Молодежь в ответ злобно засмеялась.
— Как хотите, как хотите. Я не неволю, — покорно сказал торгаш, потом грохнул шапку об ладонь, крикнул: — Эх вы, подлецы, подлецы! Разорители! — плюнул и ушел.
А на другой день он лавку закрыл, гнилую картошку с капустой, червивые селедки и трехгодичные баранки с остервенением расшвырял по улице, ящики, банки растоптал, вывеску сжег и сам вдребезги напился. Он бегал в одной рубахе через вьюгу по улице, до хрипоты орал:
— Отцы, деды, матери! Держите девок за косы, не пускайте в коммунию. Там одно жулье!.. Валенки у меня с живой ноги подменили на опорки. Кара-у-у-л!
Он бесился до тех пор, пока Григорий Дизинтёр не изловил его и не надавал по шее. Связанный, дядя Тимофей безутешно плакал:
— Гришенька, Гриша!.. Царство мое кончается.
Ребята не уставали работать и в кружках. Учеба шла строго заведенным порядком. Выделилась группа в тридцать человек, стремившихся к серьезному самообразованию. Амелька, конечно, был в их числе. Краев с женой, механик и предложивший свои услуги учитель из станичной школы стали заниматься с молодежью вплотную. Ребятам сообщались элементарные сведения из области истории, географии и естественных наук. В конце лекций всегда «вопросы» и «ответы». Ребята в записочках спрашивали: «Почему планеты носятся в пространстве и никуда не падают?», «Имеет ли вес огонь?», «Какая разница между совестью и нравственностью?», «Где конец мира, а если нет конца, то почему?», «Откуда вызнано, что человек от обезьяны? Дарвин в старых книжках вычитал или дошел своим умом?», «Ежели Дарвин не заврался, то может ли человек через много тысяч лет превратиться в ангела?», «Какой максимум женитьбы согласно биологии?»

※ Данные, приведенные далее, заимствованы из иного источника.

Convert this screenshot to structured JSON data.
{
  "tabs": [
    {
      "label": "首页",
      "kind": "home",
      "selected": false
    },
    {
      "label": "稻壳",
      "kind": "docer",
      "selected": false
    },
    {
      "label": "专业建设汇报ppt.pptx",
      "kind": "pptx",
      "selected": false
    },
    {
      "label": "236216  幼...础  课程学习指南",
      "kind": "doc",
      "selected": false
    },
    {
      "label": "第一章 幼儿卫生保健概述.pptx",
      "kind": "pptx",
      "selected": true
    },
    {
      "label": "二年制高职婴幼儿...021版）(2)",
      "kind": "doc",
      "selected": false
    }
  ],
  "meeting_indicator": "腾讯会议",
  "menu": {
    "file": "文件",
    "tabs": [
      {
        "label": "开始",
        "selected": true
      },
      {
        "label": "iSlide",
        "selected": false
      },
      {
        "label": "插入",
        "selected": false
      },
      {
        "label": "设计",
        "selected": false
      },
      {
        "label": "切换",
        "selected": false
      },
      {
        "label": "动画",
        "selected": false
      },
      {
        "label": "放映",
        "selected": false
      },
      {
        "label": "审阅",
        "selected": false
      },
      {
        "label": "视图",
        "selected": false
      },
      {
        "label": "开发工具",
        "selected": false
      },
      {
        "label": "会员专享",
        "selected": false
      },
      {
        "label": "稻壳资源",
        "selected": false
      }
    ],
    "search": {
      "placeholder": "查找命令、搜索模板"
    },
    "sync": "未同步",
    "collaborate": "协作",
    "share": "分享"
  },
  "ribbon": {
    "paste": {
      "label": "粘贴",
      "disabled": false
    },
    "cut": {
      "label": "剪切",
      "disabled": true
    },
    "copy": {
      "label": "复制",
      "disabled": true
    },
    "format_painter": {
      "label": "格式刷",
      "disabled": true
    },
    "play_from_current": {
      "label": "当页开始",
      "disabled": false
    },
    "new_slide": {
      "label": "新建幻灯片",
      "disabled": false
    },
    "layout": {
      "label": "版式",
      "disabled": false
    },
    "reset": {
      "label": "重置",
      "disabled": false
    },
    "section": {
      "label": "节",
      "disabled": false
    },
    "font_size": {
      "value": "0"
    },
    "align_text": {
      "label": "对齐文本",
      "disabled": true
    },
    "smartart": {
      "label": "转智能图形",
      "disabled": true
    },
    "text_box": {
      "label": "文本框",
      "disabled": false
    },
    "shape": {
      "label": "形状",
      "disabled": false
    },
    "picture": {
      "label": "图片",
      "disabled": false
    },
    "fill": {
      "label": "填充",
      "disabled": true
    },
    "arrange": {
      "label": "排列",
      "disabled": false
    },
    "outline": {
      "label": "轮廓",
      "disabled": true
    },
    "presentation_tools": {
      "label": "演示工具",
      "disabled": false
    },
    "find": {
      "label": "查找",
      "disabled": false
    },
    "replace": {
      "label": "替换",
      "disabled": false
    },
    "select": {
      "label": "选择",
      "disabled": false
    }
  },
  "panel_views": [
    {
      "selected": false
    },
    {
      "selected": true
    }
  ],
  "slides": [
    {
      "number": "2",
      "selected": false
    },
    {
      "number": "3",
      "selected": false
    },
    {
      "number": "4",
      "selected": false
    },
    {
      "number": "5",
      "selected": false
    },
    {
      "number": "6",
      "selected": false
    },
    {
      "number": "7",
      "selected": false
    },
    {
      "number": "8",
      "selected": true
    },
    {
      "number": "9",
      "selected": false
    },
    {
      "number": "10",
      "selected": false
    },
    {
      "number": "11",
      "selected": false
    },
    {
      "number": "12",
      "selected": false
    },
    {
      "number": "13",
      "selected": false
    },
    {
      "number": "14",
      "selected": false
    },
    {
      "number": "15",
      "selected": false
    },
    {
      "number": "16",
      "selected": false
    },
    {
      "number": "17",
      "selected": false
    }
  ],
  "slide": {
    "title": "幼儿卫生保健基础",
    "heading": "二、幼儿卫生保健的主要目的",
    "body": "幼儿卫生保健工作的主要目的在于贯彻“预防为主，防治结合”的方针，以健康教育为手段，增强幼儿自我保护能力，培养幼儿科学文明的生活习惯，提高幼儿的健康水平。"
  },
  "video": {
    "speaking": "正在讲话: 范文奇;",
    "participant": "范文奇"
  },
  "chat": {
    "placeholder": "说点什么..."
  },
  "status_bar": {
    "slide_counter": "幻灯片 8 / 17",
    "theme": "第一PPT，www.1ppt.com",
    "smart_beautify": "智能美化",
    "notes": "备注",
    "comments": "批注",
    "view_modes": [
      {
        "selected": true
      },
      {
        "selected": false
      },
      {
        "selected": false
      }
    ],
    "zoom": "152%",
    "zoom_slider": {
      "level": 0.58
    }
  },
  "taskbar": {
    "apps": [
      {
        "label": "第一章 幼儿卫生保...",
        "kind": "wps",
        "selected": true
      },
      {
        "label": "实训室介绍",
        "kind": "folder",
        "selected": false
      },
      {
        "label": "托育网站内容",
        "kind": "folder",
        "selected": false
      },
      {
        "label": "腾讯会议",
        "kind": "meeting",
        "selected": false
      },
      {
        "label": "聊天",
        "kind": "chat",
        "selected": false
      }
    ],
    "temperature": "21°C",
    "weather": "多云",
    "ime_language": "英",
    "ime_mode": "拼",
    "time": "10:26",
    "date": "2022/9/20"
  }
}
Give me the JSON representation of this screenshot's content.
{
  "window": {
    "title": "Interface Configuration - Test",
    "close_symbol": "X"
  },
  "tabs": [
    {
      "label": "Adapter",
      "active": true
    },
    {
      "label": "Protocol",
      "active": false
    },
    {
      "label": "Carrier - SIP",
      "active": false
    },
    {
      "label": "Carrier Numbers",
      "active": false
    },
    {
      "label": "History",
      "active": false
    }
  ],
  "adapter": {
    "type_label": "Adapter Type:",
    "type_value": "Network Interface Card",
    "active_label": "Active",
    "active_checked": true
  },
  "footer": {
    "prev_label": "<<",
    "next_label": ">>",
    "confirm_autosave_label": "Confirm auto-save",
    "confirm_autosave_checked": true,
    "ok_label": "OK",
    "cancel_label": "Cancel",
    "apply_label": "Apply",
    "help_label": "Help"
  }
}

В спальнях после докладов и лекций велись горячие споры, иной раз чуть не до утра. Жажда к знанию заметно возрастала. Редколлегия тоже работала исправно: выпускался девятый номер стенной газеты «Сдвиги».

* * *
Однажды, когда Амелька дежурил в столярной мастерской и, по заведенному правилу, должен был ночевать там, часов в восемь вечера к нему пришла с письмом тихая Парасковья Воробьева:
— Нет ли, родимый, у тебя конвертика? Вот кое-как нацарапала домой матке да сестре. А конверта-то и нету.
— Посиди, я сейчас. — И Амелька сбегал за конвертом и чернилами.
На верстаке, возле печки, сладко похрапывал татарчонок Юшка. Он очень привязался к Амельке и редко расставался с ним.
— Ну, как живешь? — вернувшись, спросил Амелька и уселся на верстак.
— Да ничего, родимый. Привыкаю. — Парасковья тоже села на лежавший штабель сухих заготовок из теса и оправила шаль на голове. — В мастерской-то ничего, а вот дома думается. Думается и думается! Я как-то внутрях вся покачнулась.
— Надо выпрямляться. — И Амелька слегка постучал киянкой по верстаку.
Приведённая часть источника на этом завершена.